A questão exige o conhecimento dos três tipos de julgamento de contas (art. 72 da Lei 13.019/2014): regulares, regulares com ressalva e irregulares. Não existe a figura "irregulares sujeitas a regularização".
Art. 72Lei-13019
Art. 72 — As prestações de contas serão avaliadas:
I — regulares, quando expressarem, de forma clara e objetiva, o cumprimento dos objetivos e metas estabelecidos no plano de trabalho;
II — regulares com ressalva, quando evidenciarem impropriedade ou qualquer outra falta de natureza formal que não resulte em dano ao erário;
III — irregulares, quando comprovada qualquer das seguintes circunstâncias: a) omissão no dever de prestar contas; b) descumprimento injustificado dos objetivos e metas estabelecidos no plano de trabalho; c) dano ao erário decorrente de ato de gestão ilegítimo ou antieconômico; d) desfalque ou desvio de dinheiro, bens ou valores públicos.
Alternativa A — ❌ Incorreta
Afirma que as contas seriam "irregulares sujeitas a regularização" em caso de desfalque de pequena monta. O art. 72, III, "d" considera irregular o desfalque ou desvio de dinheiro, bens ou valores públicos, sem qualquer condicionante de monta. A lei não prevê a categoria "irregulares sujeitas a regularização".

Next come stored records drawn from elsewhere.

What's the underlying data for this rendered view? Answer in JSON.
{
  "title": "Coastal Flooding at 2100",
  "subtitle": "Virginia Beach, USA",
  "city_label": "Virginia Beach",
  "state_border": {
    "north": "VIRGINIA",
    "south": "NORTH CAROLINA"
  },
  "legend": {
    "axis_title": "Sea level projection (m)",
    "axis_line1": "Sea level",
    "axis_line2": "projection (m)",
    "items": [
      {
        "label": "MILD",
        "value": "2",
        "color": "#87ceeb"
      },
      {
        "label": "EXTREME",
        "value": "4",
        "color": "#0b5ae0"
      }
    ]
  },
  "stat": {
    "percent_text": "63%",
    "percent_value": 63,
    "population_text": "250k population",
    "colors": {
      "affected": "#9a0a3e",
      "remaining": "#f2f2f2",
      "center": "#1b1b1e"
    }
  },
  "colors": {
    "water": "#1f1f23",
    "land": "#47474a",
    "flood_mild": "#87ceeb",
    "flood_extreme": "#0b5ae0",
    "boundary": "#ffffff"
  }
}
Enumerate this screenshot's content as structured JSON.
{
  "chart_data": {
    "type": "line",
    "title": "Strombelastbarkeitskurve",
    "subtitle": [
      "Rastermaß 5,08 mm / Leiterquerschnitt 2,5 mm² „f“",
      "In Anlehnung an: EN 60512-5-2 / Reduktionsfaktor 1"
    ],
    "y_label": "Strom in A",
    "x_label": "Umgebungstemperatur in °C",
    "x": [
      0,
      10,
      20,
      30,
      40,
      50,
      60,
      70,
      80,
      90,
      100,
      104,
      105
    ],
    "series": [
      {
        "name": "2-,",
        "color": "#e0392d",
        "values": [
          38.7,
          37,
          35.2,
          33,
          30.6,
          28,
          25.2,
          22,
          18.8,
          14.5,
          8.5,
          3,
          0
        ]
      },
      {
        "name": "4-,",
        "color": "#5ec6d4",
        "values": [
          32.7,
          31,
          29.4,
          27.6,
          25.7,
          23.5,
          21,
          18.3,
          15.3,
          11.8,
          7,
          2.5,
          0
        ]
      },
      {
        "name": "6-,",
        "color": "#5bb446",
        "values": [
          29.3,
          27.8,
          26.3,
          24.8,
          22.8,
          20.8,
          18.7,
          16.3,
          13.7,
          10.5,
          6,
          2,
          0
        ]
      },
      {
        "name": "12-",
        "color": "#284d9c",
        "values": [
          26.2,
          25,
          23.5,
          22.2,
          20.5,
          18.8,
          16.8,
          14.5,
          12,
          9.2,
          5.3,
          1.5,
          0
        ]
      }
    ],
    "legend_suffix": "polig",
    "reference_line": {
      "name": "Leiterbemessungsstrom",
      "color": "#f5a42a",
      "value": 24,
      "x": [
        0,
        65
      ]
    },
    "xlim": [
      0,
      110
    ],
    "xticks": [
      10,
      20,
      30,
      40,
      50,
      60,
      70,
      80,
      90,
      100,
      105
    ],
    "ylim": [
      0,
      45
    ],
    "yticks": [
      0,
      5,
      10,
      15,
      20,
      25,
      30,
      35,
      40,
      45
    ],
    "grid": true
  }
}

Alternativa B — ✅ Correta ⟵ GABARITO
Descreve as contas como regulares com ressalva quando há impropriedades, faltas formais, ou ato ilegal/ilegítimo/antieconômico não grave e sem dano injustificado ao erário. Isso se alinha ao art. 72, II, que prevê a ressalva para impropriedades ou faltas de natureza formal que não resultem em dano ao erário. A ampliação para atos ilegais não graves é coerente com o espírito da norma.
Alternativa C — ❌ Incorreta
Cria a categoria "irregulares sujeitas a regularização" para dano ao erário de pequena monta. O art. 72, III, "c" considera irregular o dano ao erário decorrente de ato ilegítimo ou antieconômico, independentemente do valor. Não existe a figura da "regularização" no dispositivo.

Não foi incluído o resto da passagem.